3. They are often centrally located and close to shopping and transport facilities and schools.

4. Ex-public sector flats tend to have long leases and the Local Authority more often than not will still remain as freeholder.

5. There are plus and minus points to having the Council as a freeholder:

• Generally Local Authority-run blocks are better and more cheaply managed than those in the private sector. They will have regular maintenance schedules and, if they have outsourced this to the private sector, they have enough clout to drive those maintenance charges down. Additionally, there will not be an expensive managing agent to deal with.

• Local Authorities who are freeholders are not allowed to hold sinking funds; HOWEVER this brings us to the fly in the ointment: MAJOR WORKS PROGRAMMES. Make sure that either you or your solicitor checks with the Local Authority to determine whether they have any of these programmes planned for the future; ask for potential costs and timescale of the programme.

• Look back at the major works programmes carried out over the last ten years carefully. These are important because you will be paying for works carried out on other properties and you will be unlikely to receive any direct benefit from these. Remember also, the law requires them to discuss various quotations for these works, and the scale of the programme will be far greater than one would normally see in the private sector. However, don’t forget that they should be able to secure a lower price for these works than the private sector, because of their bargaining power.
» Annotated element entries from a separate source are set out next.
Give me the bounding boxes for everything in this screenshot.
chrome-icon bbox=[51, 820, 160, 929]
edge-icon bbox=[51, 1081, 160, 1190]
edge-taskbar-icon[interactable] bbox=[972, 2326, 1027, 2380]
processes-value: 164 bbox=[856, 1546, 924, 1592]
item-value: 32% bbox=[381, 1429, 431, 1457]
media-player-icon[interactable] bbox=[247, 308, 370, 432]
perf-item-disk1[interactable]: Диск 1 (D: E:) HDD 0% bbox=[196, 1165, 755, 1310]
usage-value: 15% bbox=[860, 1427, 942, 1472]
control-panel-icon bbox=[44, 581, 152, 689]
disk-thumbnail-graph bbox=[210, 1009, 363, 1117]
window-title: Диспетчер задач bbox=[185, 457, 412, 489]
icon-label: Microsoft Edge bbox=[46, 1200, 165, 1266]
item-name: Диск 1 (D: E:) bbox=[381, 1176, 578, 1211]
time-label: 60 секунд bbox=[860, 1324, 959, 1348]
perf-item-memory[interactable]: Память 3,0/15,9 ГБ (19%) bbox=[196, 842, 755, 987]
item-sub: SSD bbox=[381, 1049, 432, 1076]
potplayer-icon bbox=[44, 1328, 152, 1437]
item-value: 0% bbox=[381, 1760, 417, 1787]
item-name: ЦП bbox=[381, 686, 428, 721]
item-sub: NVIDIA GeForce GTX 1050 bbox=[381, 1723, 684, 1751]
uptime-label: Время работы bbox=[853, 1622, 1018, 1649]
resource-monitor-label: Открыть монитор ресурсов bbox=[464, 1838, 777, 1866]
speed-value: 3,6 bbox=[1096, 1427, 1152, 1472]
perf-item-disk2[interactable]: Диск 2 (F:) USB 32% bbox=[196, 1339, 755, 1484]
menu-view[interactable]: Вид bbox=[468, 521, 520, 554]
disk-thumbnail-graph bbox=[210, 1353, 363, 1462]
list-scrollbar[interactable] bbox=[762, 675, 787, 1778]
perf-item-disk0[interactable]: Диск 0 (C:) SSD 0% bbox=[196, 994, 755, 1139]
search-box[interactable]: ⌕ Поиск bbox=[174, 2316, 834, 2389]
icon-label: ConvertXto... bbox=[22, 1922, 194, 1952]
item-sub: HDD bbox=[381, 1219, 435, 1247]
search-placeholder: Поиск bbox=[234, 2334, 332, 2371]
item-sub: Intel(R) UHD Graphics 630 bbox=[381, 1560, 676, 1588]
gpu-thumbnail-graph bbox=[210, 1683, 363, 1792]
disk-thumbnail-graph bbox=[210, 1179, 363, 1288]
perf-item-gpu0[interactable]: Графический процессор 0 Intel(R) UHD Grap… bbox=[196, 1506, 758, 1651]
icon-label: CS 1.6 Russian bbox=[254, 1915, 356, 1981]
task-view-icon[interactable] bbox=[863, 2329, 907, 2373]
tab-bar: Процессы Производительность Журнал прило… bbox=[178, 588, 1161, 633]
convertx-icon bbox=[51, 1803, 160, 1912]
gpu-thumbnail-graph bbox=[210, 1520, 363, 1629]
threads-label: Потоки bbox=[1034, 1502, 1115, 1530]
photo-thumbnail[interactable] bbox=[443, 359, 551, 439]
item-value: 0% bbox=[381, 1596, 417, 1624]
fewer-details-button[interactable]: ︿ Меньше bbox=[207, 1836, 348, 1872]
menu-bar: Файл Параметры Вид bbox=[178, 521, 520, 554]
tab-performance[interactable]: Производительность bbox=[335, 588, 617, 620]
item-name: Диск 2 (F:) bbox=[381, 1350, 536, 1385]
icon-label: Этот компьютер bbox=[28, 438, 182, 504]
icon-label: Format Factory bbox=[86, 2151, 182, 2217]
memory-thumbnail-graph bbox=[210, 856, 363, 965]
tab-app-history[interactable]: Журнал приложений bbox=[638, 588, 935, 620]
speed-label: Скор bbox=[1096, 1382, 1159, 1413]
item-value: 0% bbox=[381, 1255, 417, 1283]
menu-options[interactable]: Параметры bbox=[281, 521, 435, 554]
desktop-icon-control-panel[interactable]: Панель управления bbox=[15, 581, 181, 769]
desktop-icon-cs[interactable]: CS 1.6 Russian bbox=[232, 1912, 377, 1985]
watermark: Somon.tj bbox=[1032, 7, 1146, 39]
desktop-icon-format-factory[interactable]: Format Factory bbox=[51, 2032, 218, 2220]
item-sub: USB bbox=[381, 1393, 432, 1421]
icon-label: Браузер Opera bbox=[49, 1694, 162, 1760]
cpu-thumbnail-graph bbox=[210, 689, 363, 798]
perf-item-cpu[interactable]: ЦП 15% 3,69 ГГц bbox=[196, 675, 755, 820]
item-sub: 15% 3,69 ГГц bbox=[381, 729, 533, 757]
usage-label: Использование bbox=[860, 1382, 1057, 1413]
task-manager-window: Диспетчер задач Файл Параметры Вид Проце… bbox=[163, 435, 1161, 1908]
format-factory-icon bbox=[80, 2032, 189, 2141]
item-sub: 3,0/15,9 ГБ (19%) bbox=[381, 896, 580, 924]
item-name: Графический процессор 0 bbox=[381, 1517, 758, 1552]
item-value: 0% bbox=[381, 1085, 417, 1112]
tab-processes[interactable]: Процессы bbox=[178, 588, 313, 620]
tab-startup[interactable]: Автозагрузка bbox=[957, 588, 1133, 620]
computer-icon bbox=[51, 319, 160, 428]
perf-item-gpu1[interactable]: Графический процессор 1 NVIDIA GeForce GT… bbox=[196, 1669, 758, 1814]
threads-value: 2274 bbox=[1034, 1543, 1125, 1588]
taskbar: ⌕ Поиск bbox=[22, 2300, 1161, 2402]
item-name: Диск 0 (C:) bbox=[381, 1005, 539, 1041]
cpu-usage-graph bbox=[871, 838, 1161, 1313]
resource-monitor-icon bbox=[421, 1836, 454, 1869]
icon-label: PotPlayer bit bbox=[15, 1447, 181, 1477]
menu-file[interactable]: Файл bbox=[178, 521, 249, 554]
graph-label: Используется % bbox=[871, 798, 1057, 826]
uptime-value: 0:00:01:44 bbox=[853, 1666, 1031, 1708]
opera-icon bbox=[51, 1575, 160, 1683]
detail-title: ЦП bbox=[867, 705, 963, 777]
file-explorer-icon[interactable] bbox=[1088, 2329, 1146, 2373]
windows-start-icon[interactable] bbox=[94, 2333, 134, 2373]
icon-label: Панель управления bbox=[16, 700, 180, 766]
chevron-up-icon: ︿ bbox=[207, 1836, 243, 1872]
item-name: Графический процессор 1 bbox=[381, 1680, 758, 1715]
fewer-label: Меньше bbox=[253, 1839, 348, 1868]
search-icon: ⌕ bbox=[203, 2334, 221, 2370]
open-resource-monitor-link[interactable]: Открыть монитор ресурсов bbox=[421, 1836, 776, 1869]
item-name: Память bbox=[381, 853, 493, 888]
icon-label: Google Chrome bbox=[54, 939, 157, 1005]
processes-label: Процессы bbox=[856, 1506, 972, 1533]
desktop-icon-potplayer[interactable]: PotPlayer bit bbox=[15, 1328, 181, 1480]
6. Take your time, use your head and assess the neighbourhood, block or estate, just as if you were buying in the private sector. Is it run down? Is it a local crime spot? Are the other residents mainly young families or elderly people? Look closely at the communal areas, entrances and gardens. Are they well kept? Try and find out how any of your neighbours also own their properties or who are renting from the Local Authority. Invariably there will be longstanding tenants amongst them.